What does it take to make one of the world’s most powerful CEOs of one of the largest tech companies in the world break down? The answer isn’t a personal one, it’s one a lot of people may have felt in the last few months. As the Covid-19 pandemic has lasted over a year and a half and left over 40 lakh people dead worldwide, it’s affected every single individual on the planet – no matter how detached you were. For Google and Alphabet CEO, Sundar Pichai, the pandemic emotionally affected him too. In an in-depth interview with the BBC at the Google headquarters at Silicon Valley in California, the tech boss covered a wide range of topics, including the threat to free and open internet and also narrowed down two developments that he feels will further revolutionise the world over the next quarter of a century as artificial intelligence (AI) and quantum computing.
During the conversation, Amol Rajan, the interviewer asked Pichai, when was the time he last cried. Pichai’s answer was, “Seeing the morgue trucks parked around the world during COVID. And seeing what’s happened in India over the past month.” India in the month of mid-April to May witnessed a deadly second wave that left thousands dead and photos of dead bodies washing up in the Ganga river, and being burnt around the clock surfaced on the Internet.
“I’m an American citizen but India is deeply within me. So it’s a big part of who I am,” Pichai said when asked about his roots. Pichai, who was born in Tamil Nadu and grew up in Chennai, has said India is deeply rooted in him and a big part of who he is. In the course of the interview, Pichai reveals that he was into a middle-class family in Tamil Nadu, in south India and the various technologies had a transformative impact on him, from the old rotary phone that they were on a waiting list for, to the scooter they all piled on to for a monthly dinner.
“Growing up, technology provided a window to a world outside my own.

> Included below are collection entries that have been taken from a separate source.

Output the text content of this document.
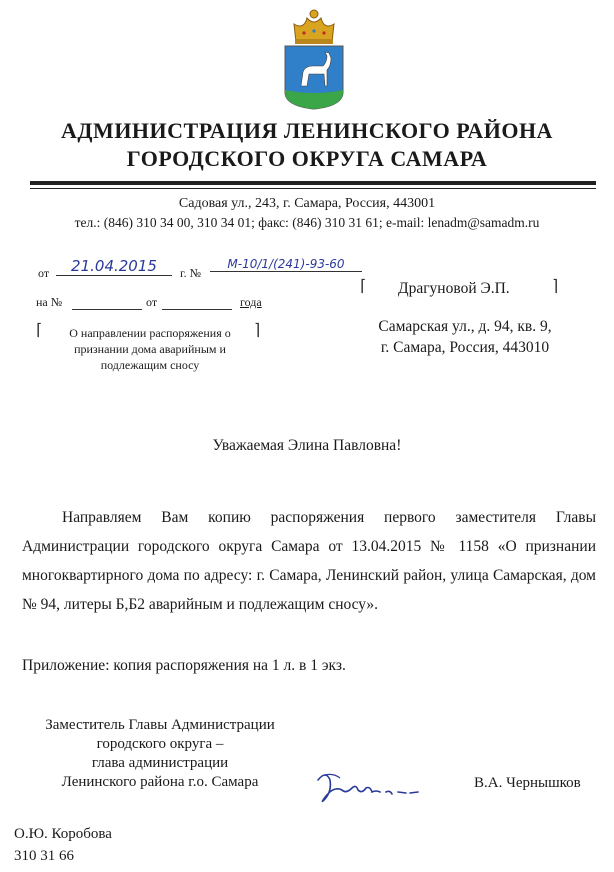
АДМИНИСТРАЦИЯ ЛЕНИНСКОГО РАЙОНА
ГОРОДСКОГО ОКРУГА САМАРА
Садовая ул., 243, г. Самара, Россия, 443001
тел.: (846) 310 34 00, 310 34 01; факс: (846) 310 31 61; e-mail: lenadm@samadm.ru
от	21.04.2015	г. №
М-10/1/(241)-93-60
на №	от	года
⌈	⌉
О направлении распоряжения о
признании дома аварийным и
подлежащим сносу
⌈	⌉
Драгуновой Э.П.
Самарская ул., д. 94, кв. 9,
г. Самара, Россия, 443010
Уважаемая Элина Павловна!
Направляем Вам копию распоряжения первого заместителя Главы Администрации городского округа Самара от 13.04.2015 № 1158 «О признании многоквартирного дома по адресу: г. Самара, Ленинский район, улица Самарская, дом № 94, литеры Б,Б2 аварийным и подлежащим сносу».
Приложение: копия распоряжения на 1 л. в 1 экз.
Заместитель Главы Администрации
городского округа –
глава администрации
Ленинского района г.о. Самара	В.А. Чернышков
О.Ю. Коробова
310 31 66
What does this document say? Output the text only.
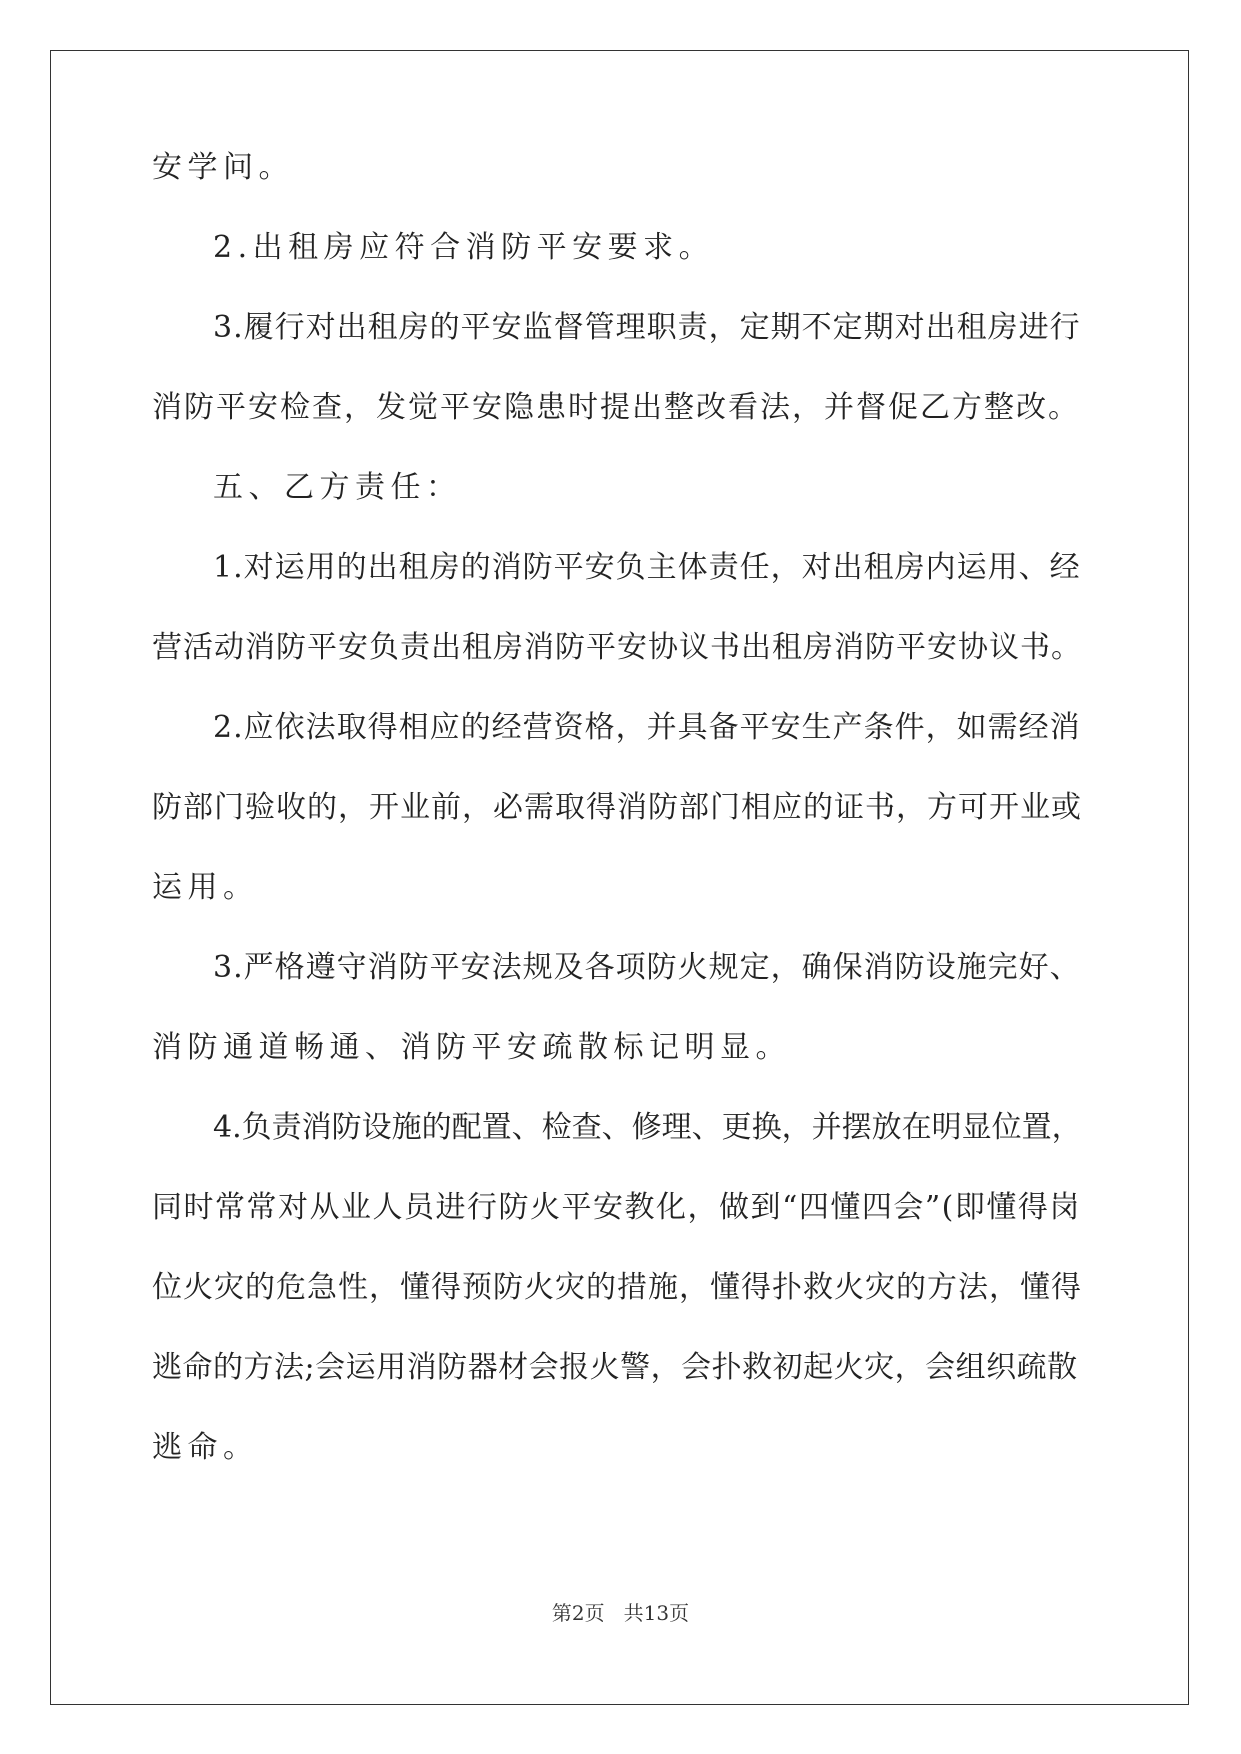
安学问。
2.出租房应符合消防平安要求。
3.履行对出租房的平安监督管理职责，定期不定期对出租房进行
消防平安检查，发觉平安隐患时提出整改看法，并督促乙方整改。
五、乙方责任：
1.对运用的出租房的消防平安负主体责任，对出租房内运用、经
营活动消防平安负责出租房消防平安协议书出租房消防平安协议书。
2.应依法取得相应的经营资格，并具备平安生产条件，如需经消
防部门验收的，开业前，必需取得消防部门相应的证书，方可开业或
运用。
3.严格遵守消防平安法规及各项防火规定，确保消防设施完好、
消防通道畅通、消防平安疏散标记明显。
4.负责消防设施的配置、检查、修理、更换，并摆放在明显位置，
同时常常对从业人员进行防火平安教化，做到“四懂四会”(即懂得岗
位火灾的危急性，懂得预防火灾的措施，懂得扑救火灾的方法，懂得
逃命的方法;会运用消防器材会报火警，会扑救初起火灾，会组织疏散
逃命。
第2页   共13页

It also brought us closer together as a family. Every evening we were drawn to the television by Doordarshan’s special rendition of ‘Sare Jahan Se Accha’. I tried to explain this to my colleagues the other day, but I eventually gave up and just showed it to them on YouTube,” he said last year during an interview in July.
“When I was young, every new piece of technology brought new opportunities to learn and grow. But I always had to wait for it to arrive from someplace else. Today, people in India no longer have to wait for technology to come to you. A whole new generation of technologies are happening in India first,” he added.
Pichai last year during a virtual conference had also recounted the challenges he faced when he left India for the US to pursue a course at Stanford University 27 years ago.
“My father spent the equivalent of a year’s salary on my plane ticket to the U.S. so I could attend Stanford. It was my first time ever on a plane,” Pichai said, adding that when he eventually landed in California, things were not as he had imagined.
“America was expensive. A phone call back home was more than $2 a minute, and a backpack cost the same as my dad”s monthly salary in India,” he recounted. He said that when he first touched down in the state of California, he could hardly see the changes that were coming.
“The only thing that got me from here to there — other than luck — was a deep passion for technology, and an open mind,” said the 48-year-old top executive.
Pichai, who grew up in Chennai and studied engineering at the Indian Institute of Technology, holds a master’s degree from Stanford University and an MBA from the Wharton School. He joined Google in 2004 and helped lead the development of Google Toolbar and then Google Chrome, which grew to become the world’s most popular internet browser.